- Founded: 1921; 105 years ago American School of Osteopathy
- Type: Honor
- Affiliation: Independent
- Status: Active
- Emphasis: Osteopathic medicine
- Scope: National
- Colors: Crimson and Royal blue
- Symbol: Skull, Spine, and Femur
- Flower: Red carnation
- Publication: The Sigma Scope
- Chapters: 48
- Headquarters: c/o Deborah Ann Taubert Executive Director & Secretary-Treasurer PO Box 4096 Cedar Park, Texas 78613 United States
- Website: www.sigmasigmaphi.org

= Sigma Sigma Phi =

American osteopathic honor fraternity

Sigma Sigma Phi (ΣΣΦ or SSP), is an American osteopathic medicine honors fraternity for medical students training to be Doctors of Osteopathic Medicine (D.O.). Sigma Sigma Phi was founded in 1921 to preserve the highest class of medical scholastic excellence and includes community service. Criteria for membership into Sigma Sigma Phi include scholastic achievement, class rank, and dedication to community service.

==History==
Sigma Sigma Phi was founded in 1921 by students at the American School of Osteopathy (now A.T. Still University) in Kirksville, Missouri . These founders were J. A. Atkinson, R. M. Embry, P. I. Etter, J. J. Grace, A. W. King, N. J. McDonald, F. M. Stoffer, R. S. Tell, and Herbert Weber. The founders drew up the organization's constitution and bylaws.

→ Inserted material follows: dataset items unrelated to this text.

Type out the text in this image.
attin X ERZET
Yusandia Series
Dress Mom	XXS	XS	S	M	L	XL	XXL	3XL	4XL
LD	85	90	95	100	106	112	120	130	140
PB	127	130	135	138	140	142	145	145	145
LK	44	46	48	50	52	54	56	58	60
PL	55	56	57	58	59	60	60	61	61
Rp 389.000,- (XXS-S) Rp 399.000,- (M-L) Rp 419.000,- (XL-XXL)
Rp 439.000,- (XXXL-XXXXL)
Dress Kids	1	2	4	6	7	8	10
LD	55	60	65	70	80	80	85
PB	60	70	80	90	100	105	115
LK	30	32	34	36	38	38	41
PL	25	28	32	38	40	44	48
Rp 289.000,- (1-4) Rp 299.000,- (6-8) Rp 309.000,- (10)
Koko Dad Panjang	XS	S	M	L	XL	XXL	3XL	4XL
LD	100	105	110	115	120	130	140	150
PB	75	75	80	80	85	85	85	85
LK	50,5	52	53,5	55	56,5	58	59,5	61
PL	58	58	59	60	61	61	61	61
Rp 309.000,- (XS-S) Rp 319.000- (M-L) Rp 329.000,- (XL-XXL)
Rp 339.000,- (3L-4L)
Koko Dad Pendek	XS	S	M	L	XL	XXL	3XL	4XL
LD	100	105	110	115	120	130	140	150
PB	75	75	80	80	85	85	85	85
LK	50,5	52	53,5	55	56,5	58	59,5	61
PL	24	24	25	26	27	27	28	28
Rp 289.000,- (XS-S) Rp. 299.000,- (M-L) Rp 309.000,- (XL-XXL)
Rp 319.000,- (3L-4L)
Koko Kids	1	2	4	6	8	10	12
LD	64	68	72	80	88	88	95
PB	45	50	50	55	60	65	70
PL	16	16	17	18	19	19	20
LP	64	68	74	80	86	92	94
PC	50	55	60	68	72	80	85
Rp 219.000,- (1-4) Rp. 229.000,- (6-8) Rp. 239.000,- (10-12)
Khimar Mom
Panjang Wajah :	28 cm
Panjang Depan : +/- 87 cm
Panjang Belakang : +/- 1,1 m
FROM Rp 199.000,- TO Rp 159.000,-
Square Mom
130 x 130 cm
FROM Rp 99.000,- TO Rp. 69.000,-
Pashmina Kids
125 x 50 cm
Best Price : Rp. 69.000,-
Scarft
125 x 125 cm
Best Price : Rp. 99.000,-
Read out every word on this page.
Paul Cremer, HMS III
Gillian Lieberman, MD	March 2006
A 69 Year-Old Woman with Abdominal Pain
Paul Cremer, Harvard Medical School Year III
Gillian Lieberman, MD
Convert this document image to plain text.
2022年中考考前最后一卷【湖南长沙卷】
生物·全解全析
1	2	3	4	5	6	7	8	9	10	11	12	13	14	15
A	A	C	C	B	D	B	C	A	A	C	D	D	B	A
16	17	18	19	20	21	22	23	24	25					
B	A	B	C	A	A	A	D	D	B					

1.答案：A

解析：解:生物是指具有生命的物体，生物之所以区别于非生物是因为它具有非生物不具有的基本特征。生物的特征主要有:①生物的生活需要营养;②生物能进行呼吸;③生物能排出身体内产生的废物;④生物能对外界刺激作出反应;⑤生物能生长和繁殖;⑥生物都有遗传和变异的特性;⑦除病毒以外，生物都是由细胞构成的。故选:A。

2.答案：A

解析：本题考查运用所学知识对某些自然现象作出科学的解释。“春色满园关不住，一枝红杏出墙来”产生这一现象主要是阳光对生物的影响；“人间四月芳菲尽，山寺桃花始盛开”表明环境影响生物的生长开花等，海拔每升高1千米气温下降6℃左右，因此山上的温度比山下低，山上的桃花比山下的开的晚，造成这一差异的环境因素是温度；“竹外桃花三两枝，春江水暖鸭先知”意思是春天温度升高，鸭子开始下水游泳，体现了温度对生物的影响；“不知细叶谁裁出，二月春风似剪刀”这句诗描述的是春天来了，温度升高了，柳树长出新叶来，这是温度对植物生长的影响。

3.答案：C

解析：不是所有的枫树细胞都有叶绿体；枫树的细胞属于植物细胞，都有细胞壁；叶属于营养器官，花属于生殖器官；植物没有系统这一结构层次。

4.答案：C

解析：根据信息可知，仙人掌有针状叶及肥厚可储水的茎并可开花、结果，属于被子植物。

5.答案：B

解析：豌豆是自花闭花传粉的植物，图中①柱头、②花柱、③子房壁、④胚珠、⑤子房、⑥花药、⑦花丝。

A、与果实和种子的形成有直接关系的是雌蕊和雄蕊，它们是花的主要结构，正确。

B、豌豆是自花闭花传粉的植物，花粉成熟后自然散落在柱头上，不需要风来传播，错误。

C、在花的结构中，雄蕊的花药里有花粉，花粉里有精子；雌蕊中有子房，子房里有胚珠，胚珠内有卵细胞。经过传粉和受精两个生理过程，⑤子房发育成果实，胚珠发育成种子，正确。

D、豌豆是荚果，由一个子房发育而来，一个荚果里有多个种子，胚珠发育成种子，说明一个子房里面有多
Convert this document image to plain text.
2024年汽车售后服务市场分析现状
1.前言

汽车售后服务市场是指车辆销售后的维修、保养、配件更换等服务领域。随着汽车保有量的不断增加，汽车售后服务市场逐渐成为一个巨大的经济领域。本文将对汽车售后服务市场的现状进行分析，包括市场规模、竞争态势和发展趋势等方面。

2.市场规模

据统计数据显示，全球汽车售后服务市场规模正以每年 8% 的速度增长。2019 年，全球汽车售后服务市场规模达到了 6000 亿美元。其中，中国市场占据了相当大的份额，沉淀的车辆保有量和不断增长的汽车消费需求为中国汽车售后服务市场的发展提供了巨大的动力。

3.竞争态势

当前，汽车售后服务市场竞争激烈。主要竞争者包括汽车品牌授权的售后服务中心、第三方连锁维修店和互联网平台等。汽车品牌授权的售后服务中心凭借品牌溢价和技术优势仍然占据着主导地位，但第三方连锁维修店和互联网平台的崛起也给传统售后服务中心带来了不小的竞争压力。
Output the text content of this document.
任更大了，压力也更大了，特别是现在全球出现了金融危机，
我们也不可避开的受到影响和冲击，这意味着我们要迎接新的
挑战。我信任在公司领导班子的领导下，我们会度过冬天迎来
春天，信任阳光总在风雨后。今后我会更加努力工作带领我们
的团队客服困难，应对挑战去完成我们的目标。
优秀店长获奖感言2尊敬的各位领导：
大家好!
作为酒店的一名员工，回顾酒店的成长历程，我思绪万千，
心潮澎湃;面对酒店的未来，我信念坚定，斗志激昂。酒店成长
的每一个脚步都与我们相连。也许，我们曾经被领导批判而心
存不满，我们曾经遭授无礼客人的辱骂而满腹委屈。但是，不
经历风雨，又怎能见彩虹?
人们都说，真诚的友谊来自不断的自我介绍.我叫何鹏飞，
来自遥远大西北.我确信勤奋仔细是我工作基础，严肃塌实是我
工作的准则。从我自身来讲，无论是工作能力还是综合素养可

The fraternity's objectives are:

- To further the science of Osteopathic Medicine and its standards of practice.
- To preserve the meaning of and encourage scholastic excellence.
- To continue a high degree of fellowship among its students.
- To cultivate relationships and understanding between the student bodies and officials, such as Faculty members of our Colleges.
- To foster allegiance to the American Osteopathic Association.
- To perpetuate Sigma Sigma Phi by preserving the principles and objectives of the organization.
Sigma Sigma Phi was incorporated and formed a second chapter at the Des Moines Still College of Osteopathy in 1925. In 1927, the American Osteopathic Association recognized Sigma Sigma Phi as the first honor society for osteopathy. The fraternity holds its annual convention during the annual meeting of the American Osteopathic Association, during which it elects its governing grand chapter.

Over the years, most osteopathic medical schools have added a local chapter. In 1962, it had five chapters and 953 initiates. As of 2012, there are 22 active chapters at 24 osteopathic medical school campuses in the United States.

== Symbols ==
Sigma Sigma Phi's emblem is shaped like a sternum, important in hematopoiesis, and includes a skull, spine, and femur. Its symbols are the skull which represents the center of learning, the spine which is the main symbol of osteopathy, and the femur which is in honor of founder Andrew T. Still.

Sigma Sigma's colors are crimson red and royal blue, representing virility and loyalty. Its flower is the red carnation.

==Membership==
Minimum criteria include:
1. Student chapter membership shall not exceed 25% of the total of the 1st, 2nd, 3rd, & 4th-year classes.
2. Must be an osteopathic medical student (a D.O. student).
3. Must have completed at least one semester of classroom work with high standards.
4. Must believe in a high degree of scholarship and service to college and/or profession.

However, each chapter is free to set more stringent requirements for admission.

== Activities ==
Some of the fraternity's activities include hosting a free neighborhood health fair, teaching CPR and first aid to Boy Scouts, holding a culinary party to collect funds for charity, and getting a sign-language interpreter to introduce sign-language medical terms to the pupils.